According to recent data from Simonis Storm, while the growth stands as the third-highest rate this year, the year-to-date average growth of 2.0% represents the weakest credit expansion for the first seven months of any year.
“However, the year-to-date average growth of 2.0% highlights a concerning trend, as it represents the weakest period for credit expansion within the first seven months of the year over our two-decade dataset. This sluggish credit growth, combined with persistently high levels of non-performing loans, raises concerns about the overall health of the financial sector,” the report says.
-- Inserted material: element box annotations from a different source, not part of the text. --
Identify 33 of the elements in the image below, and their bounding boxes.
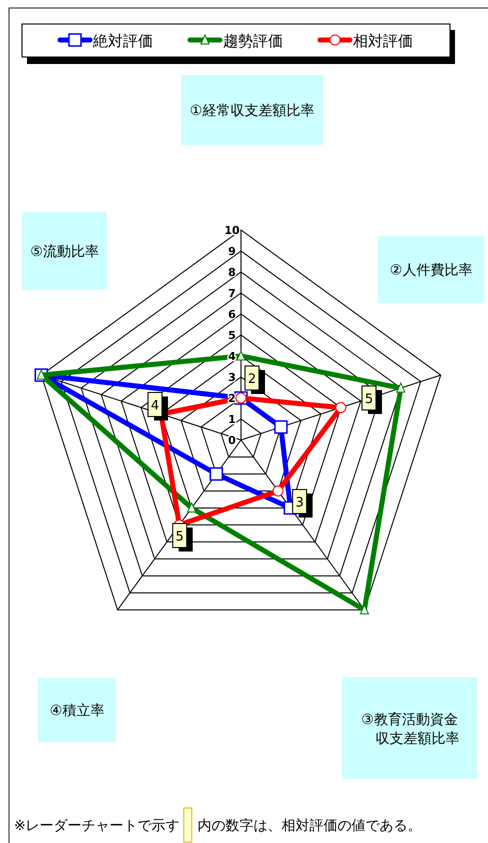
data-label: 2 (248, 372, 256, 387)
category-label: ④積立率 (38, 678, 116, 742)
spoke-label: ②人件費比率 (390, 262, 472, 278)
category-label: ⑤流動比率 (22, 212, 107, 290)
legend-label: 相対評価 (353, 32, 413, 50)
spoke-label: ③教育活動資金収支差額比率 (361, 711, 460, 747)
spoke-label: ④積立率 (50, 703, 104, 719)
category-label: ①経常収支差額比率 (181, 75, 323, 145)
tick: 7 (228, 287, 236, 300)
tick: 6 (228, 308, 236, 321)
annotation: ※レーダーチャートで示す (14, 818, 180, 834)
value-label: 5 (172, 523, 193, 552)
tick: 9 (228, 245, 236, 258)
legend-label: 絶対評価 (92, 32, 153, 50)
data-label: 4 (150, 398, 160, 414)
data-label: 5 (364, 392, 374, 407)
spoke-label: ①経常収支差額比率 (190, 103, 314, 119)
category-label: ②人件費比率 (378, 236, 484, 303)
tick: 10 (224, 224, 240, 237)
data-label: 3 (295, 496, 304, 511)
category-label: ③教育活動資金収支差額比率 (342, 677, 477, 779)
annotation: 内の数字は、相対評価の値である。 (198, 818, 422, 834)
legend-label: 趨勢評価 (223, 32, 283, 50)
data-label: 5 (176, 530, 184, 545)
tick: 5 (228, 329, 236, 342)
tick: 1 (228, 413, 236, 426)
tick: 3 (228, 371, 236, 384)
value-label: 5 (361, 386, 382, 414)
value-label: 4 (148, 392, 168, 420)
value-label: 2 (244, 366, 265, 394)
spoke-label: ⑤流動比率 (30, 244, 99, 260)
tick: 8 (228, 266, 236, 279)
value-label: 3 (292, 489, 313, 518)
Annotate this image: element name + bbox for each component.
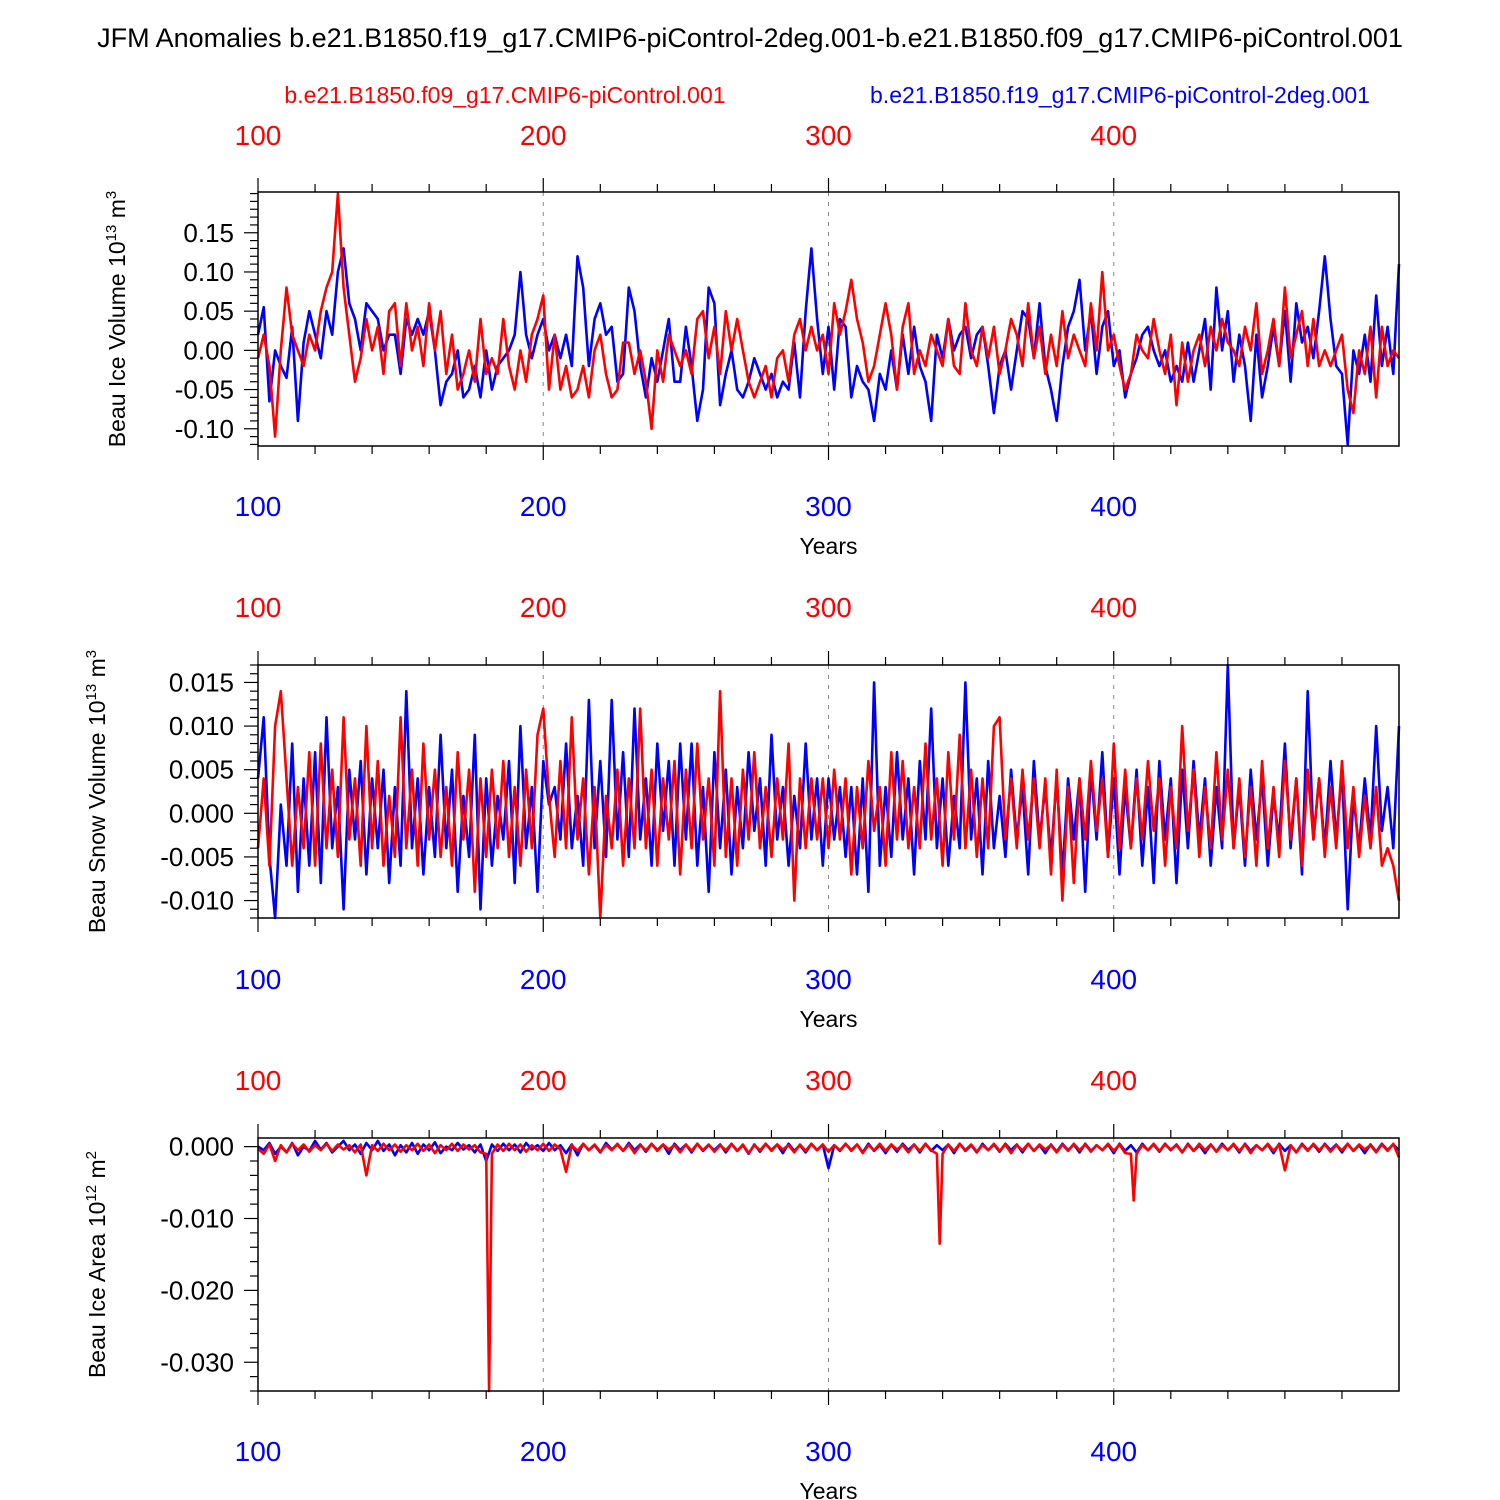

The research firm reported that credit extended to businesses, which accounts for 38% of total credit, showed slight improvement, increasing to 0.8% y/y in July from 0.5% in June.
This represents a recovery from the negative growth of 1.2% y/y observed in July 2023. However, mortgage loans continued to decline, and overdrafts deteriorated sharply, registering a significant negative growth of 23.3% y/y as corporates focused on debt repayment.
“Overdrafts, however, worsened significantly, registering negative growth of 23.3% y/y in July 2024, a sharp contrast to the 6.8% y/y growth recorded in July 2023, as corporates focused on debt repayment. Despite being the smallest component of credit extended to businesses, the instalment and leasing category remains vital in maintaining corporate credit,” the report reads.
On the positive side, Simonis Storm reported that instalment and leasing credit to businesses grew by 26.7% y/y, driven largely by the recovering tourism sector, particularly the car rental industry.
It said tourism is now showing substantial signs of recovery, with increased passenger arrivals and higher occupancy rates at hospitality establishments.
“Supporting this positive trend, a total of 1,172 new vehicles were sold in July 2024, exceeding pre pandemic levels. Notably, rental agencies purchased 141 new vehicles, a significant increase compared to 54 units sold in the previous month,” the report says.
In contrast, household credit growth slowed to 2.5% y/y in July 2024, down from 2.7% in June and significantly below the 5.5% y/y growth recorded in July 2023.
Overdrafts and other household loans also experienced declines, while mortgage loan growth remained steady at 1.9% y/y.
“Meanwhile, mortgage loan growth remained steady at 1.9% y/y, consistent with the previous month. In contrast, instalment and leasing credit saw a modest increase of 6.9% y/y compared to the prior month, suggesting that, despite minimal growth, there remains some appetite for financing durable goods or vehicles,” the report reads.